Property tax becoming increasingly dire

March 2023

Record high tax rate hikes

Considering the general economic situation this year, the running costs of offices, warehouses, retail and residential buildings can see record-high increases.

One of the fastest-growing costs items is property tax, which even before the increase represented a significant burden for business properties located in Poland.

Property tax is charged on the area of land and buildings and on the value of structures (e.g. car parks, squares, enclosures). The rates are fixed by each individual local authority, with the majority of Polish cities using the maximum threshold limit set by the Act on local taxes and levies.

It is the increase in the maximum rates that is the biggest contributor to the record high increase in property tax expense seen in 2023.

The rate hikes are the effect of the annual adjustments provided for in the act. The maximum tax amounts in a given fiscal year are annually adjusted for six-month inflation. Over the past few years, we have been seeing an upward trend — disadvantageous for the taxpayers — with the property tax rates in 2021 nearly doubling the 2020 rates (almost by 4%). In 2023, the rates of local taxes and levies will be set based on the year-on-year price growth in Q1 2022 (a time with steep price rises). Statistics Poland reports that the rate was 11.8% and this is how much the maximum property tax rates will go up in 2023.

In 2023, the maximum business land tax rate can be PLN 1.16 per square meter, up by PLN 13/100, and for business buildings — as much as PLN 28.78 per square meter, up by PLN 3.04.


Is there anything that can be done?

High property tax rates often result in higher services charges, which reduce the competitiveness of the site.

Moreover — in the absence of lower tax rates for vacant properties — higher property tax can become even more burdensome when the property is left without a tenant.

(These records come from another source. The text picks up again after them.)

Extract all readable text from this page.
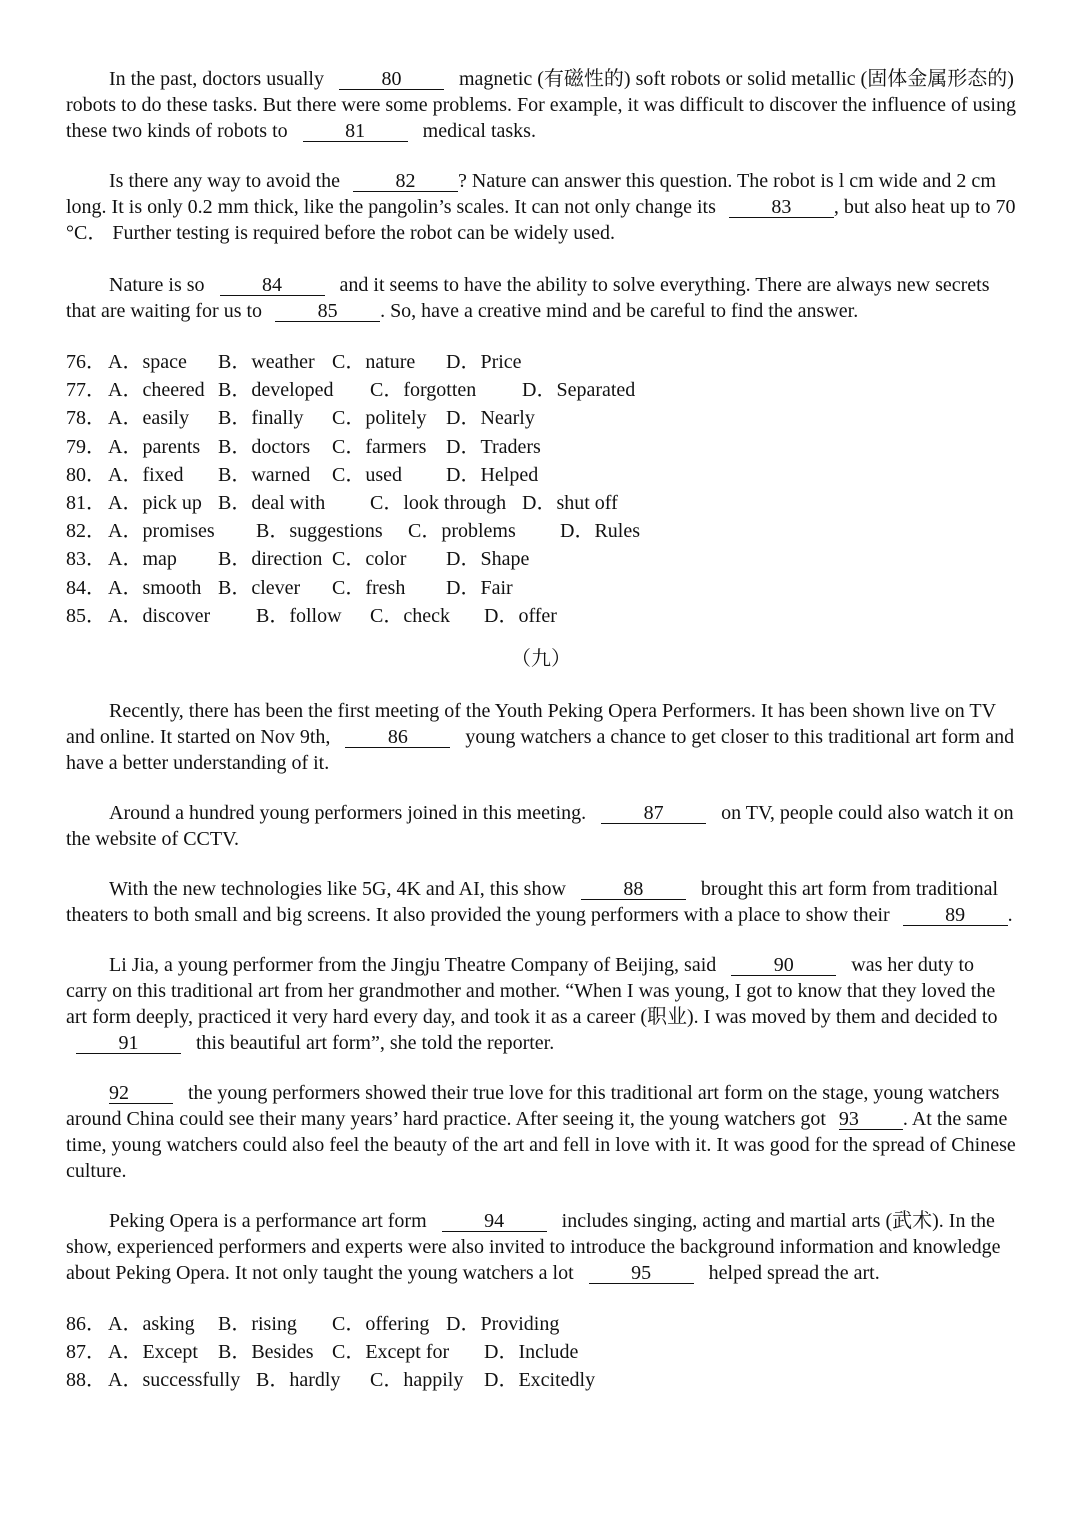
In the past, doctors usually	80	magnetic (有磁性的) soft robots or solid metallic (固体金属形态的) robots to do these tasks. But there were some problems. For example, it was difficult to discover the influence of using these two kinds of robots to	81	medical tasks.

Is there any way to avoid the	82 ? Nature can answer this question. The robot is l cm wide and 2 cm long. It is only 0.2 mm thick, like the pangolin’s scales. It can not only change its	83 , but also heat up to 70 °C． Further testing is required before the robot can be widely used.

Nature is so	84	and it seems to have the ability to solve everything. There are always new secrets that are waiting for us to	85 . So, have a creative mind and be careful to find the answer.

76． A．space B．weather C．nature D．Price
77． A．cheered B．developed C．forgotten D．Separated
78． A．easily B．finally C．politely D．Nearly
79． A．parents B．doctors C．farmers D．Traders
80． A．fixed B．warned C．used D．Helped
81． A．pick up B．deal with C．look through D．shut off
82． A．promises B．suggestions C．problems D．Rules
83． A．map B．direction C．color D．Shape
84． A．smooth B．clever C．fresh D．Fair
85． A．discover B．follow C．check D．offer

（九）

Recently, there has been the first meeting of the Youth Peking Opera Performers. It has been shown live on TV and online. It started on Nov 9th,	86	young watchers a chance to get closer to this traditional art form and have a better understanding of it.

Around a hundred young performers joined in this meeting.	87	on TV, people could also watch it on the website of CCTV.

With the new technologies like 5G, 4K and AI, this show	88	brought this art form from traditional theaters to both small and big screens. It also provided the young performers with a place to show their	89 .

Li Jia, a young performer from the Jingju Theatre Company of Beijing, said	90	was her duty to carry on this traditional art from her grandmother and mother. “When I was young, I got to know that they loved the art form deeply, practiced it very hard every day, and took it as a career (职业). I was moved by them and decided to 91	this beautiful art form”, she told the reporter.

92	the young performers showed their true love for this traditional art form on the stage, young watchers around China could see their many years’ hard practice. After seeing it, the young watchers got 93 . At the same time, young watchers could also feel the beauty of the art and fell in love with it. It was good for the spread of Chinese culture.

Peking Opera is a performance art form	94	includes singing, acting and martial arts (武术). In the show, experienced performers and experts were also invited to introduce the background information and knowledge about Peking Opera. It not only taught the young watchers a lot	95	helped spread the art.

86． A．asking B．rising C．offering D．Providing
87． A．Except B．Besides C．Except for D．Include
88． A．successfully B．hardly C．happily D．Excitedly
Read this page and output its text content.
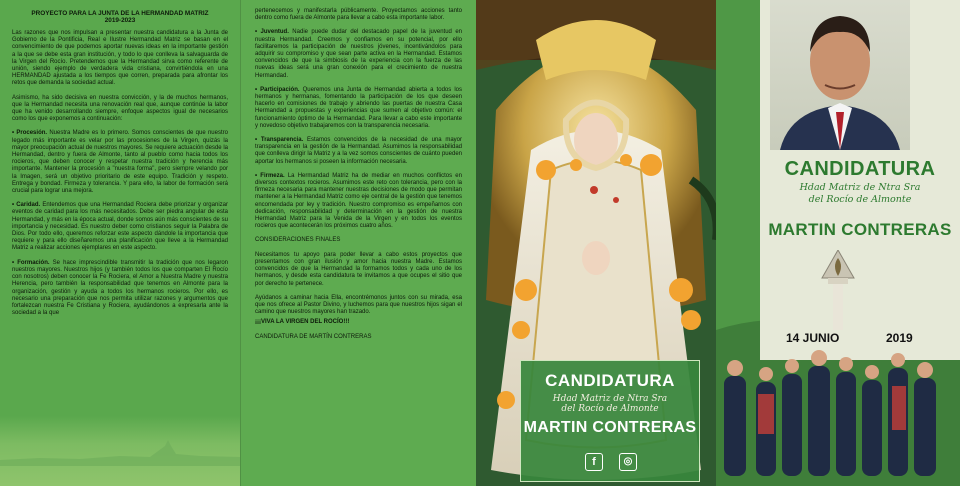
PROYECTO PARA LA JUNTA DE LA HERMANDAD MATRIZ
2019-2023

Las razones que nos impulsan a presentar nuestra candidatura a la Junta de Gobierno de la Pontificia, Real e Ilustre Hermandad Matriz se basan en el convencimiento de que podemos aportar nuevas ideas en la importante gestión a la que se debe esta gran institución, y todo lo que conlleva la salvaguarda de la Virgen del Rocío. Pretendemos que la Hermandad sirva como referente de unión, siendo ejemplo de verdadera vida cristiana, convirtiéndola en una HERMANDAD ajustada a los tiempos que corren, preparada para afrontar los retos que demanda la sociedad actual.

Asimismo, ha sido decisiva en nuestra convicción, y la de muchos hermanos, que la Hermandad necesita una renovación real que, aunque continúe la labor que ha venido desarrollando siempre, enfoque aspectos igual de necesarios como los que exponemos a continuación:

• Procesión. Nuestra Madre es lo primero. Somos conscientes de que nuestro legado más importante es velar por las procesiones de la Virgen, quizás la mayor preocupación actual de nuestros mayores. Se requiere actuación desde la Hermandad, dentro y fuera de Almonte, tanto al pueblo como hacia todos los rocieros, que deben conocer y respetar nuestra tradición y herencia más importante. Mantener la procesión a "nuestra forma", pero siempre velando por la Imagen, será un objetivo prioritario de este equipo. Tradición y respeto. Entrega y bondad. Firmeza y tolerancia. Y para ello, la labor de formación será crucial para lograr una mejora.

• Caridad. Entendemos que una Hermandad Rociera debe priorizar y organizar eventos de caridad para los más necesitados. Debe ser piedra angular de esta Hermandad, y más en la época actual, donde somos aún más conscientes de su importancia y necesidad. Es nuestro deber como cristianos seguir la Palabra de Dios. Por todo ello, queremos reforzar este aspecto dándole la importancia que requiere y para ello diseñaremos una planificación que lleve a la Hermandad Matriz a realizar acciones ejemplares en este aspecto.

• Formación. Se hace imprescindible transmitir la tradición que nos legaron nuestros mayores. Nuestros hijos (y también todos los que comparten El Rocío con nosotros) deben conocer la Fe Rociera, el Amor a Nuestra Madre y nuestra Herencia, pero también la responsabilidad que tenemos en Almonte para la organización, gestión y ayuda a todos los hermanos rocieros. Por ello, es necesario una preparación que nos permita utilizar razones y argumentos que fortalezcan nuestra Fe Cristiana y Rociera, ayudándonos a expresarla ante la sociedad a la que

pertenecemos y manifestarla públicamente. Proyectamos acciones tanto dentro como fuera de Almonte para llevar a cabo esta importante labor.

• Juventud. Nadie puede dudar del destacado papel de la juventud en nuestra Hermandad. Creemos y confiamos en su potencial, por ello facilitaremos la participación de nuestros jóvenes, incentivándolos para adquirir su compromiso y que sean parte activa en la Hermandad. Estamos convencidos de que la simbiosis de la experiencia con la fuerza de las nuevas ideas será una gran conexión para el crecimiento de nuestra Hermandad.

• Participación. Queremos una Junta de Hermandad abierta a todos los hermanos y hermanas, fomentando la participación de los que deseen hacerlo en comisiones de trabajo y abriendo las puertas de nuestra Casa Hermandad a propuestas y experiencias que sumen al objetivo común: el funcionamiento óptimo de la Hermandad. Para llevar a cabo este importante y novedoso objetivo trabajaremos con la transparencia necesaria.

• Transparencia. Estamos convencidos de la necesidad de una mayor transparencia en la gestión de la Hermandad. Asumimos la responsabilidad que conlleva dirigir la Matriz y a la vez somos conscientes de cuánto pueden aportar los hermanos si poseen la información necesaria.

• Firmeza. La Hermandad Matriz ha de mediar en muchos conflictos en diversos contextos rocieros. Asumimos este reto con tolerancia, pero con la firmeza necesaria para mantener nuestras decisiones de modo que permitan mantener a la Hermandad Matriz como eje central de la gestión que tenemos encomendada por ley y tradición. Nuestro compromiso es empeñarnos con dedicación, responsabilidad y determinación en la gestión de nuestra Hermandad Matriz para la Venida de la Virgen y en todos los eventos rocieros que acontecerán los próximos cuatro años.

CONSIDERACIONES FINALES

Necesitamos tu apoyo para poder llevar a cabo estos proyectos que presentamos con gran ilusión y amor hacia nuestra Madre. Estamos convencidos de que la Hermandad la formamos todos y cada uno de los hermanos, y desde esta candidatura te invitamos a que ocupes el sitio que por derecho te pertenece.

Ayúdanos a caminar hacia Ella, encontrémonos juntos con su mirada, esa que nos ofrece al Pastor Divino, y luchemos para que nuestros hijos sigan el camino que nuestros mayores han trazado.

¡¡¡VIVA LA VIRGEN DEL ROCÍO!!!

CANDIDATURA DE MARTÍN CONTRERAS

CANDIDATURA
Hdad Matriz de Ntra Sra
del Rocío de Almonte
MARTIN CONTRERAS
f	◎
CANDIDATURA
Hdad Matriz de Ntra Sra
del Rocío de Almonte
MARTIN CONTRERAS
14 JUNIO	2019
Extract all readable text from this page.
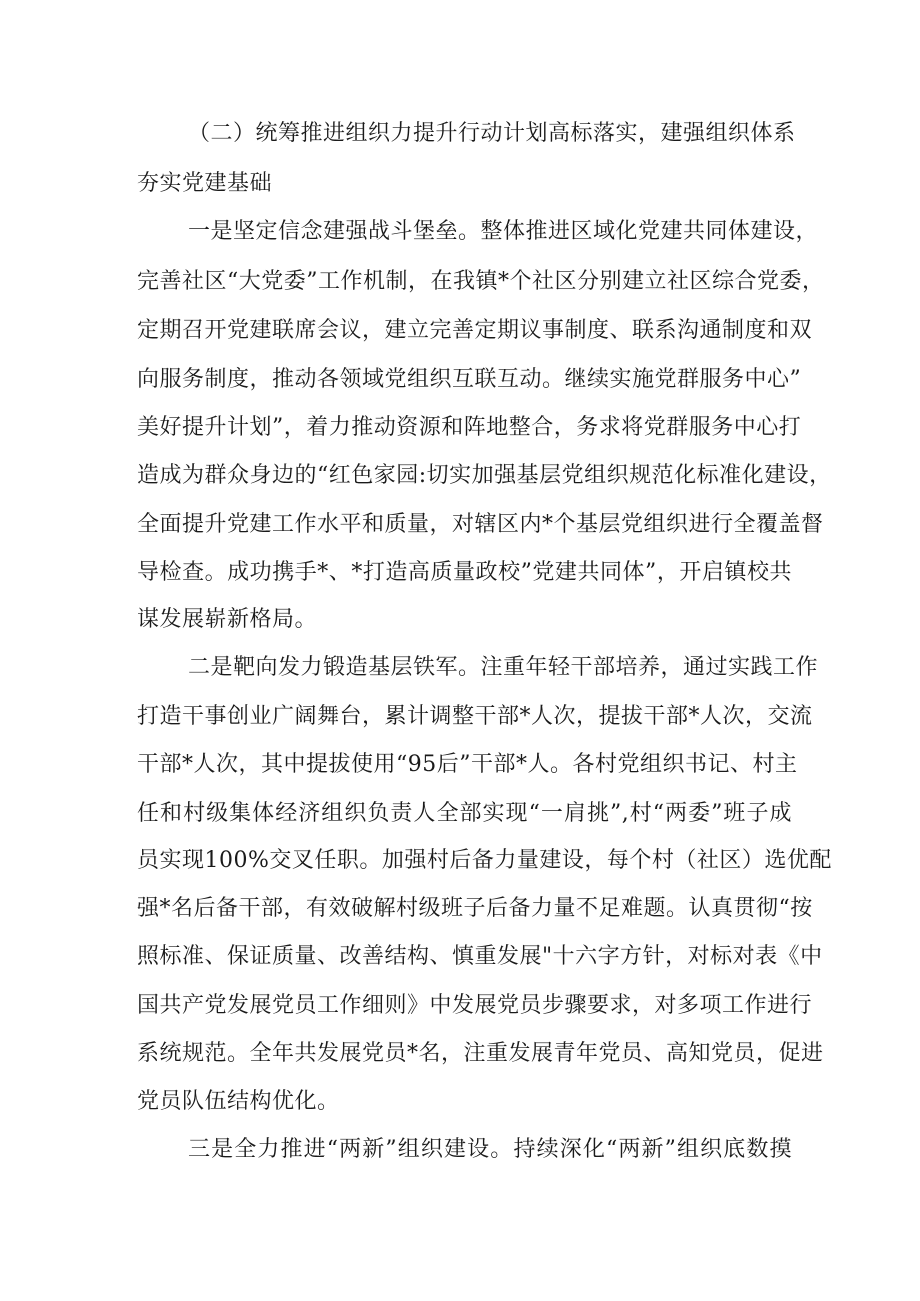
（二）统筹推进组织力提升行动计划高标落实，建强组织体系
夯实党建基础
一是坚定信念建强战斗堡垒。整体推进区域化党建共同体建设，
完善社区“大党委”工作机制，在我镇*个社区分别建立社区综合党委，
定期召开党建联席会议，建立完善定期议事制度、联系沟通制度和双
向服务制度，推动各领域党组织互联互动。继续实施党群服务中心”
美好提升计划”，着力推动资源和阵地整合，务求将党群服务中心打
造成为群众身边的“红色家园:切实加强基层党组织规范化标准化建设，
全面提升党建工作水平和质量，对辖区内*个基层党组织进行全覆盖督
导检查。成功携手*、*打造高质量政校”党建共同体”，开启镇校共
谋发展崭新格局。
二是靶向发力锻造基层铁军。注重年轻干部培养，通过实践工作
打造干事创业广阔舞台，累计调整干部*人次，提拔干部*人次，交流
干部*人次，其中提拔使用“95后”干部*人。各村党组织书记、村主
任和村级集体经济组织负责人全部实现“一肩挑”,村“两委”班子成
员实现100%交叉任职。加强村后备力量建设，每个村（社区）选优配
强*名后备干部，有效破解村级班子后备力量不足难题。认真贯彻“按
照标准、保证质量、改善结构、慎重发展"十六字方针，对标对表《中
国共产党发展党员工作细则》中发展党员步骤要求，对多项工作进行
系统规范。全年共发展党员*名，注重发展青年党员、高知党员，促进
党员队伍结构优化。
三是全力推进“两新”组织建设。持续深化“两新”组织底数摸
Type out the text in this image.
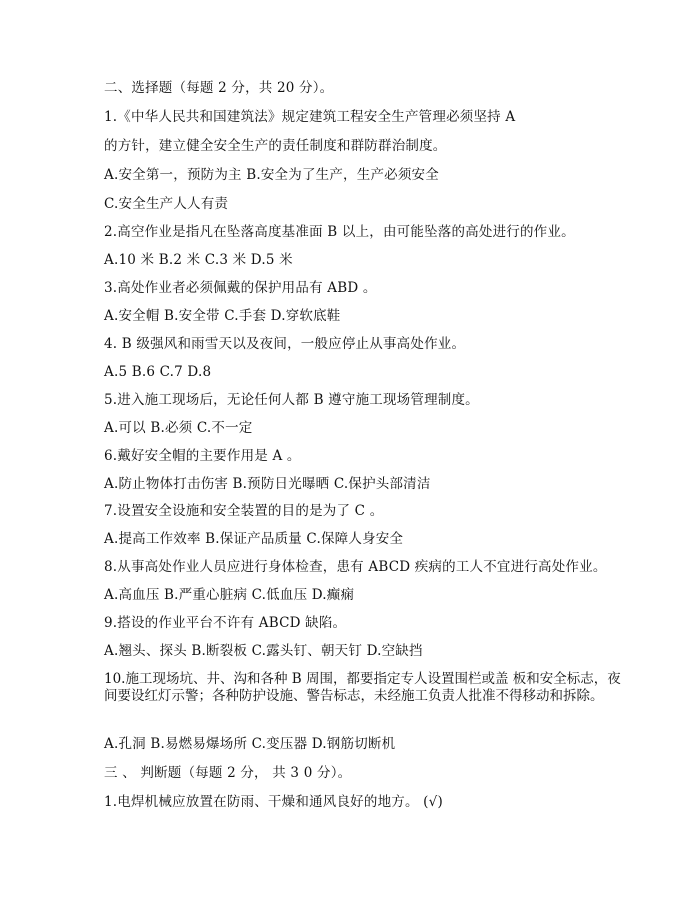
二、选择题（每题 2 分，共 20 分）。
1.《中华人民共和国建筑法》规定建筑工程安全生产管理必须坚持 A
的方针，建立健全安全生产的责任制度和群防群治制度。
A.安全第一，预防为主 B.安全为了生产，生产必须安全
C.安全生产人人有责
2.高空作业是指凡在坠落高度基准面 B 以上，由可能坠落的高处进行的作业。
A.10 米 B.2 米 C.3 米 D.5 米
3.高处作业者必须佩戴的保护用品有 ABD 。
A.安全帽 B.安全带 C.手套 D.穿软底鞋
4. B 级强风和雨雪天以及夜间，一般应停止从事高处作业。
A.5 B.6 C.7 D.8
5.进入施工现场后，无论任何人都 B 遵守施工现场管理制度。
A.可以 B.必须 C.不一定
6.戴好安全帽的主要作用是 A 。
A.防止物体打击伤害 B.预防日光曝晒 C.保护头部清洁
7.设置安全设施和安全装置的目的是为了 C 。
A.提高工作效率 B.保证产品质量 C.保障人身安全
8.从事高处作业人员应进行身体检查，患有 ABCD 疾病的工人不宜进行高处作业。
A.高血压 B.严重心脏病 C.低血压 D.癫痫
9.搭设的作业平台不许有 ABCD 缺陷。
A.翘头、探头 B.断裂板 C.露头钉、朝天钉 D.空缺挡
10.施工现场坑、井、沟和各种 B 周围，都要指定专人设置围栏或盖 板和安全标志，夜间要设红灯示警；各种防护设施、警告标志，未经施工负责人批准不得移动和拆除。
A.孔洞 B.易燃易爆场所 C.变压器 D.钢筋切断机
三 、 判断题（每题 2 分， 共 3 0 分）。
1.电焊机械应放置在防雨、干燥和通风良好的地方。 (√)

To successfully manage higher tax expense we should first of all avoid overpaying the tax. Poland’s property tax laws are excessively complicated and lead to multiple errors in taxpayer’s calculations. Usually, problems begin already with accounting for an investment project because the definitions of a building and structure under the property tax laws do not coincide with the classification of fixed assets used for the purposes of accounting and income tax. Therefore, to calculate property tax correctly one must often demonstrate technical and construction knowledge and be familiar with the latest tax rulings.